Armes nucléaires : vers des avancées parlementaires ?

Au terme de plusieurs mois de travail, deux députés, MM. Michel Fanget (Modem) et Jean-Paul Lecoq (communiste) viennent de rendre public leur rapport d’information : « L’arme nucléaire dans le monde, 50 ans après l’adoption du Traité sur la non-prolifération nucléaire ».

Ce rapport a été approuvé à l’unanimité le 11 juillet 2018 par la commission des Affaires étrangères de l’Assemblée nationale (regarder la vidéo du débat) et vient corroborer la volonté d’une majorité (67 %) de Français* qui souhaite que la France s’engage dans la ratification du Traité d’interdiction des armes nucléaires (TIAN). ICAN France — comme d’autres acteurs de la société civile  — figure parmi les personnes auditionnées.

Réalisée pour faire le point à l’aube du cinquantième anniversaire de l’adoption du Traité sur la non-prolifération nucléaire  (TNP) en prévision de la prochaine conférence d’examen de 2020, ce rapport est le premier document parlementaire à analyser la nouvelle donne créée par l’adoption du TIAN par l’ONU. Les auteurs soulignent que « l’avènement d’un monde sans armes nucléaires est en effet la seule issue viable pour l’humanité » tout en reconnaissant que « toutes les puissances nucléaires se livrent actuellement, à des degrés divers, à un effort de modernisation de leur force nucléaire ».

S’inquiétant que « si l’arme nucléaire est sécurisante, alors comment justifier que seuls certains États y aient accès ? », ils lancent un appel — que ICAN France soutient bien évidemment ! — pour « redonner sans tarder toute sa centralité au pilier du désarmement nucléaire ».

Pour cela, les deux rapporteurs formulent 11 recommandations.

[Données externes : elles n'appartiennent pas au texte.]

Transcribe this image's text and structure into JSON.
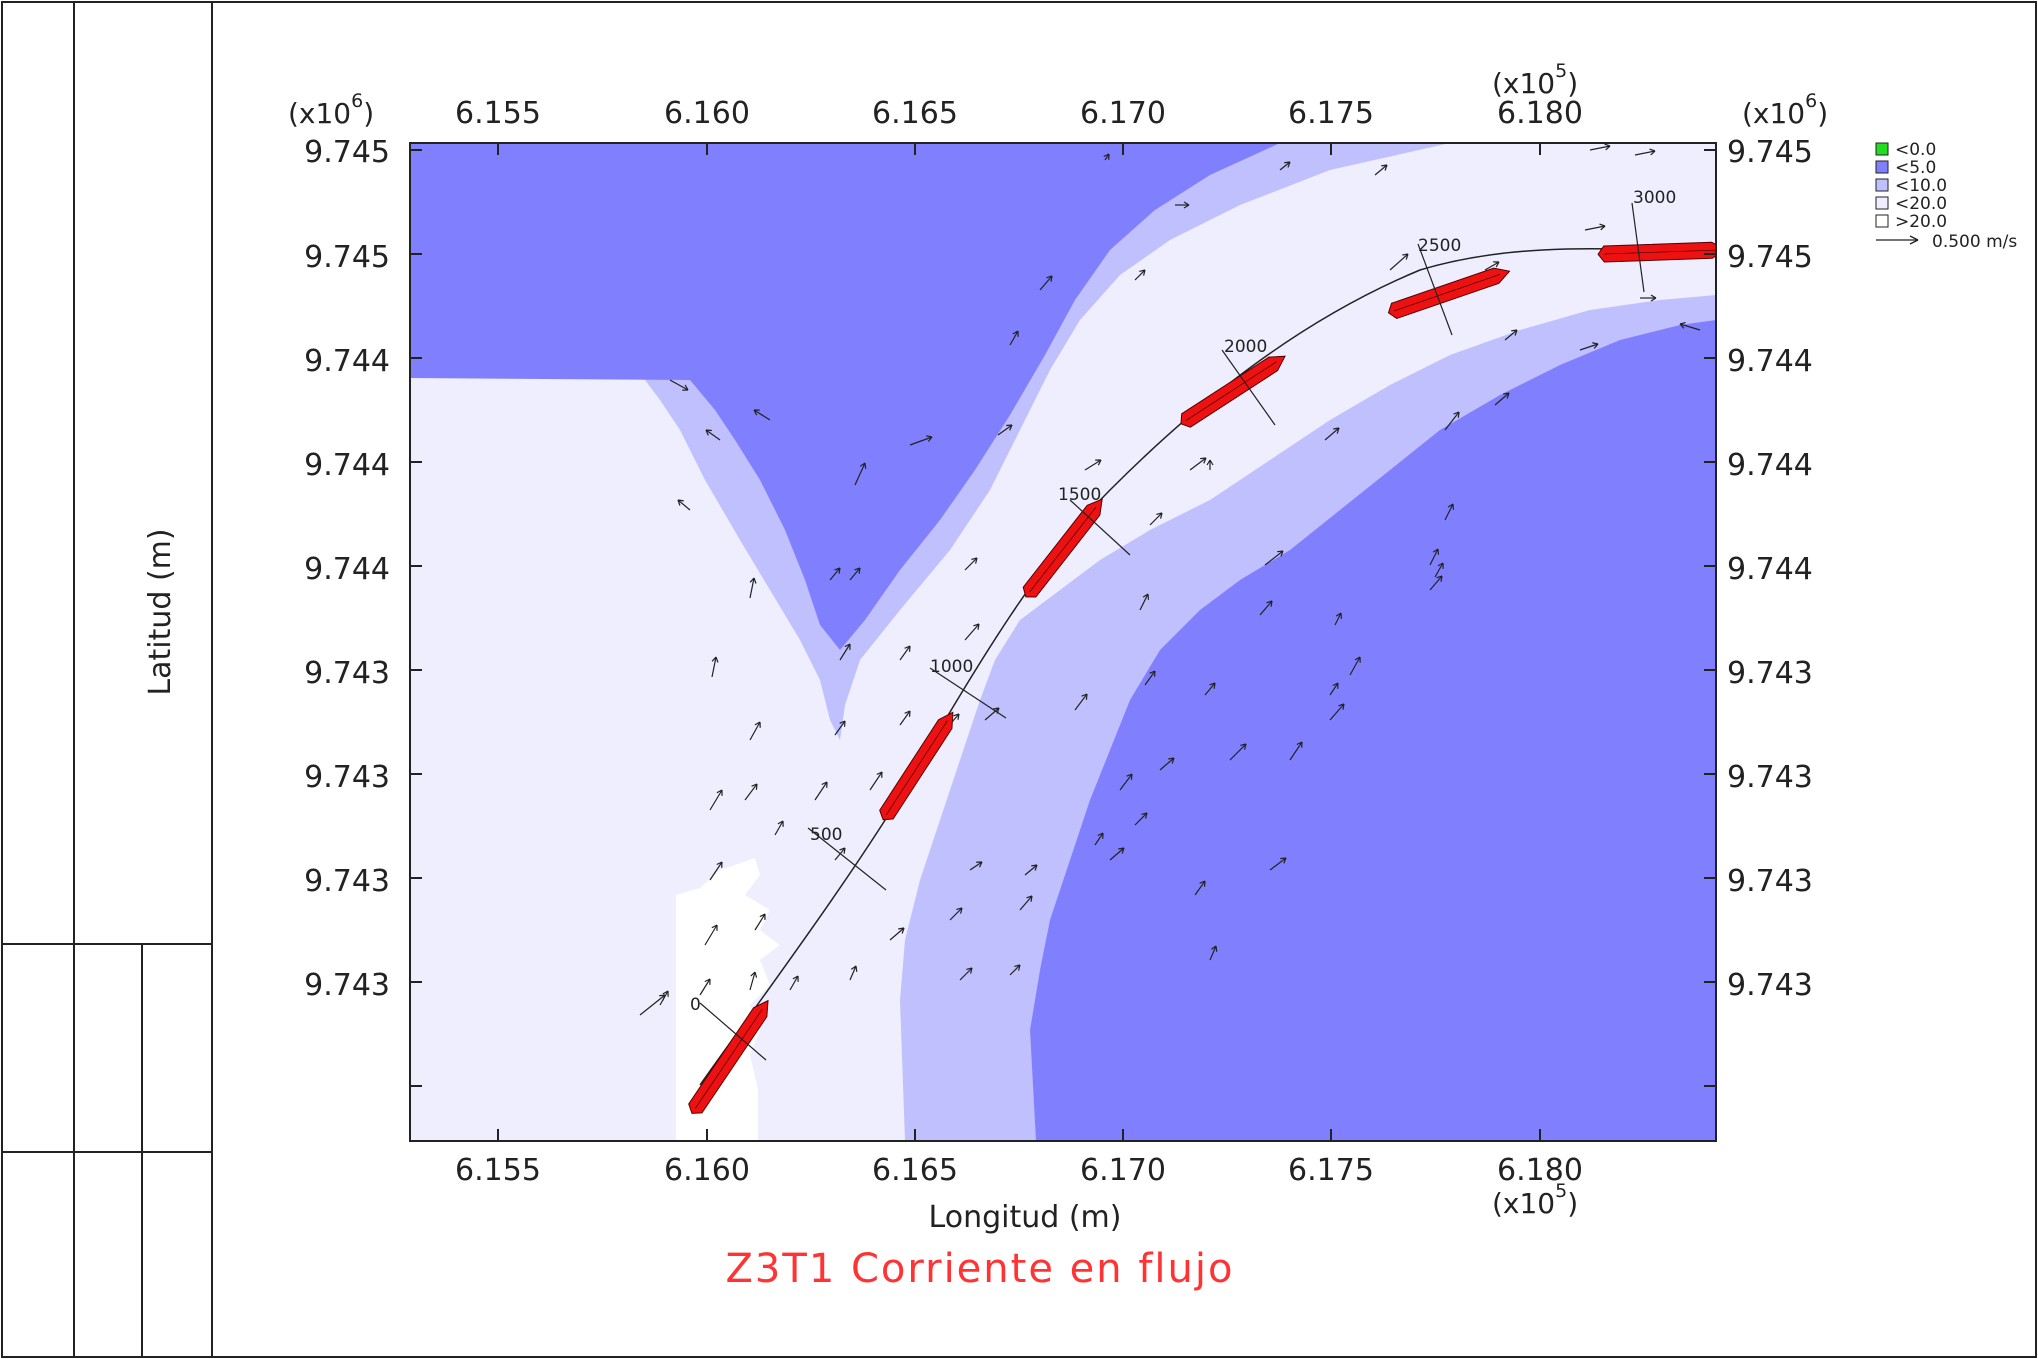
{
  "title": {
    "text": "Z3T1 Corriente en flujo",
    "color": "#ff3333"
  },
  "chart_data": {
    "type": "heatmap",
    "xlabel": "Longitud (m)",
    "ylabel": "Latitud (m)",
    "x_multiplier": "(x10",
    "x_multiplier_exp": "5",
    "y_multiplier": "(x10",
    "y_multiplier_exp": "6",
    "multiplier_close": ")",
    "x_ticks": [
      "6.155",
      "6.160",
      "6.165",
      "6.170",
      "6.175",
      "6.180"
    ],
    "y_ticks": [
      "9.745",
      "9.745",
      "9.744",
      "9.744",
      "9.744",
      "9.743",
      "9.743",
      "9.743",
      "9.743"
    ],
    "legend": {
      "entries": [
        {
          "label": "<0.0",
          "color": "#22dd22"
        },
        {
          "label": "<5.0",
          "color": "#8080ff"
        },
        {
          "label": "<10.0",
          "color": "#c0c0ff"
        },
        {
          "label": "<20.0",
          "color": "#eeeefe"
        },
        {
          "label": ">20.0",
          "color": "#ffffff"
        }
      ],
      "vector_scale": "0.500 m/s"
    },
    "route_labels": [
      "0",
      "500",
      "1000",
      "1500",
      "2000",
      "2500",
      "3000"
    ],
    "colors": {
      "deep": "#8080ff",
      "medium": "#c0c0ff",
      "light": "#eeeefe",
      "blank": "#ffffff",
      "ship": "#ee1111"
    }
  }
}
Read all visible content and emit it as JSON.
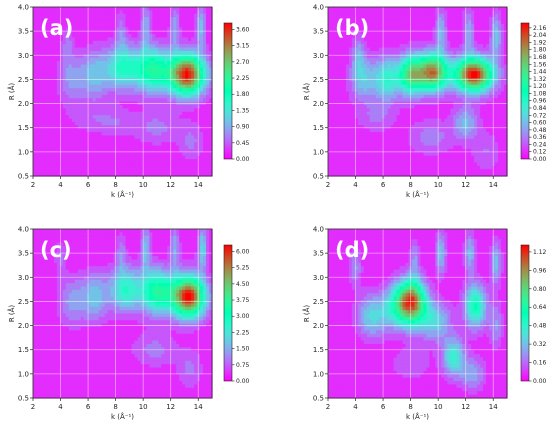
{
  "chart_data": [
    {
      "type": "heatmap",
      "panel_label": "(a)",
      "xlabel": "k (Å⁻¹)",
      "ylabel": "R (Å)",
      "xlim": [
        2,
        15
      ],
      "ylim": [
        0.5,
        4.0
      ],
      "x_ticks": [
        "2",
        "4",
        "6",
        "8",
        "10",
        "12",
        "14"
      ],
      "y_ticks": [
        "0.5",
        "1.0",
        "1.5",
        "2.0",
        "2.5",
        "3.0",
        "3.5",
        "4.0"
      ],
      "colorbar_ticks": [
        "0.00",
        "0.45",
        "0.90",
        "1.35",
        "1.80",
        "2.25",
        "2.70",
        "3.15",
        "3.60"
      ],
      "colorbar_range": [
        0,
        3.78
      ],
      "colormap": "rainbow",
      "grid": true,
      "hotspots": [
        {
          "k": 13.2,
          "r": 2.6,
          "value": 3.7
        },
        {
          "k": 10.5,
          "r": 2.7,
          "value": 2.2
        },
        {
          "k": 8.5,
          "r": 2.7,
          "value": 1.6
        }
      ]
    },
    {
      "type": "heatmap",
      "panel_label": "(b)",
      "xlabel": "k (Å⁻¹)",
      "ylabel": "R (Å)",
      "xlim": [
        2,
        15
      ],
      "ylim": [
        0.5,
        4.0
      ],
      "x_ticks": [
        "2",
        "4",
        "6",
        "8",
        "10",
        "12",
        "14"
      ],
      "y_ticks": [
        "0.5",
        "1.0",
        "1.5",
        "2.0",
        "2.5",
        "3.0",
        "3.5",
        "4.0"
      ],
      "colorbar_ticks": [
        "0.00",
        "0.12",
        "0.24",
        "0.36",
        "0.48",
        "0.60",
        "0.72",
        "0.84",
        "0.96",
        "1.08",
        "1.20",
        "1.32",
        "1.44",
        "1.56",
        "1.68",
        "1.80",
        "1.92",
        "2.04",
        "2.16"
      ],
      "colorbar_range": [
        0,
        2.24
      ],
      "colormap": "rainbow",
      "grid": true,
      "hotspots": [
        {
          "k": 12.5,
          "r": 2.6,
          "value": 2.2
        },
        {
          "k": 9.5,
          "r": 2.6,
          "value": 1.9
        },
        {
          "k": 8.0,
          "r": 2.6,
          "value": 1.6
        }
      ]
    },
    {
      "type": "heatmap",
      "panel_label": "(c)",
      "xlabel": "k (Å⁻¹)",
      "ylabel": "R (Å)",
      "xlim": [
        2,
        15
      ],
      "ylim": [
        0.5,
        4.0
      ],
      "x_ticks": [
        "2",
        "4",
        "6",
        "8",
        "10",
        "12",
        "14"
      ],
      "y_ticks": [
        "0.5",
        "1.0",
        "1.5",
        "2.0",
        "2.5",
        "3.0",
        "3.5",
        "4.0"
      ],
      "colorbar_ticks": [
        "0.00",
        "0.75",
        "1.50",
        "2.25",
        "3.00",
        "3.75",
        "4.50",
        "5.25",
        "6.00"
      ],
      "colorbar_range": [
        0,
        6.3
      ],
      "colormap": "rainbow",
      "grid": true,
      "hotspots": [
        {
          "k": 13.3,
          "r": 2.6,
          "value": 6.2
        },
        {
          "k": 10.5,
          "r": 2.7,
          "value": 3.5
        },
        {
          "k": 8.5,
          "r": 2.7,
          "value": 2.5
        }
      ]
    },
    {
      "type": "heatmap",
      "panel_label": "(d)",
      "xlabel": "k (Å⁻¹)",
      "ylabel": "R (Å)",
      "xlim": [
        2,
        15
      ],
      "ylim": [
        0.5,
        4.0
      ],
      "x_ticks": [
        "2",
        "4",
        "6",
        "8",
        "10",
        "12",
        "14"
      ],
      "y_ticks": [
        "0.5",
        "1.0",
        "1.5",
        "2.0",
        "2.5",
        "3.0",
        "3.5",
        "4.0"
      ],
      "colorbar_ticks": [
        "0.00",
        "0.16",
        "0.32",
        "0.48",
        "0.64",
        "0.80",
        "0.96",
        "1.12"
      ],
      "colorbar_range": [
        0,
        1.18
      ],
      "colormap": "rainbow",
      "grid": true,
      "hotspots": [
        {
          "k": 8.2,
          "r": 2.5,
          "value": 1.15
        },
        {
          "k": 12.8,
          "r": 2.4,
          "value": 0.65
        },
        {
          "k": 11.2,
          "r": 1.3,
          "value": 0.5
        }
      ]
    }
  ]
}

Trois d’entre elles retiennent tout particulièrement notre attention.

Recommandation n° 6 : « La France devrait avoir une position constructive et ambitieuse en faveur de la négociation d’un traité d’interdiction de la production de matières fissiles pour les armes qui prévoirait, en procédant par étapes, un arrêt de la production, un démantèlement des installations et une destruction progressive des stocks, le tout assorti d’un mécanisme de vérification fiable ».

  • Position ICAN France Cette demande de prise en compte des stocks (estimés à +/- 30 tonnes) — qui a toujours été refusée par la diplomatie française —, apporte une pleine crédibilité à ce projet de traité qui deviendra alors un véritable instrument en faveur du désarmement nucléaire.

Recommandation n° 9 : « La France devrait atténuer ses critiques à l’encontre du Traité d’interdiction des armes nucléaires (TIAN) et des pays qui ont contribué à son adoption, de façon à montrer que nous comprenons et prenons en compte les préoccupations de ces États et leur aspiration à une gouvernance mondiale plus équilibrée ».

  • Position ICAN France : Les attitudes et les mots (notamment de Jean-Yves Le Drian qualifiant les États favorables au TIAN « d’irresponsables ») furent incompris par de nombreuses diplomaties dans le monde. ICAN France a toujours souhaité — malgré la position de refus du traité par la France — que sa diplomatie engage un processus de dialogue constructif, notamment en devenant membre observateur du TIAN quand celui-ci entrera en vigueur ; ce qui serait une preuve de son engagement pour une plus grande sécurité collective et gouvernance mondiale.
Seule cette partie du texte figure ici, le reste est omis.